An attempt at a shorter explanation than in the other examples:
let rec foo n =
match n with
| 0 -> 0
| _ -> 2 + foo (n-1)
let rec bar acc n =
match n with
| 0 -> acc
| _ -> bar (acc+2) (n-1)
Here, foo is not tail-recursive, because foo has to call foo recursively in order to evaluate 2+foo(n-1) and return it.
However, bar ís tail-recursive, because bar doesn't have to use the return value of the recursive call in order to return a value. It can just let the recursively called bar return its value immediately (without returning all the way up though the calling stack).
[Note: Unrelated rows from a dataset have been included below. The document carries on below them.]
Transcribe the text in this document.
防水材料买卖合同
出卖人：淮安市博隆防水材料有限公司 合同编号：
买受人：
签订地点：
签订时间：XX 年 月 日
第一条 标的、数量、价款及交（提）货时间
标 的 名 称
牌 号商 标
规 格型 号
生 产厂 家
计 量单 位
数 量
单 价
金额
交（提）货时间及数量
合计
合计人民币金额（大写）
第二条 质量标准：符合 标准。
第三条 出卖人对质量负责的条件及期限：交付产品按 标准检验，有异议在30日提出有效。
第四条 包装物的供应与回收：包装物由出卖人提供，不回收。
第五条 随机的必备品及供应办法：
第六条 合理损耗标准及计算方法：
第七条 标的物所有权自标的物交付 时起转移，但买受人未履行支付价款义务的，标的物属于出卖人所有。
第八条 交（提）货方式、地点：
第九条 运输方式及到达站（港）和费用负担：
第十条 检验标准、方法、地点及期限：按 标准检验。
The compiler sees this and optimized this by rewriting the recursion into a loop.
Changing the last line in bar into something like | _ -> 2 + (bar (acc+2) (n-1)) would again destroy the function being tail-recursive, since 2 + leads to an action that needs to be done after the recursive call is finished.
Here is a more obvious example, compare it to what you would normally do for a factorial.
let factorial n =
let rec fact n acc =
match n with
| 0 -> acc
| _ -> fact (n-1) (acc*n)
fact n 1
This one is a bit complex, but the idea is that you have an accumulator that keeps a running tally, rather than modifying the return value.
Additionally, this style of wrapping is usually a good idea, that way your caller doesn't need to worry about seeding the accumulator (note that fact is local to the function)
I'm learning F# too.
The following are non-tail recursive and tail recursive function to calculate the fibonacci numbers.
Non-tail recursive version
let rec fib = function
| n when n < 2 -> 1
| n -> fib(n-1) + fib(n-2);;
Tail recursive version
let fib n =
let rec tfib n1 n2 = function
| 0 -> n1
| n -> tfib n2 (n2 + n1) (n - 1)
tfib 0 1 n;;
Note: since the fibanacci number could grow really fast you could replace last line tfib 0 1 n to
tfib 0I 1I n to take advantage of Numerics.BigInteger Structure in F#
Also, when testing, don't forget that indirect tail recursion (tailcall) is turned off by default when compiling in Debug mode. This can cause tailcall recursion to overflow the stack in Debug mode but not in Release mode.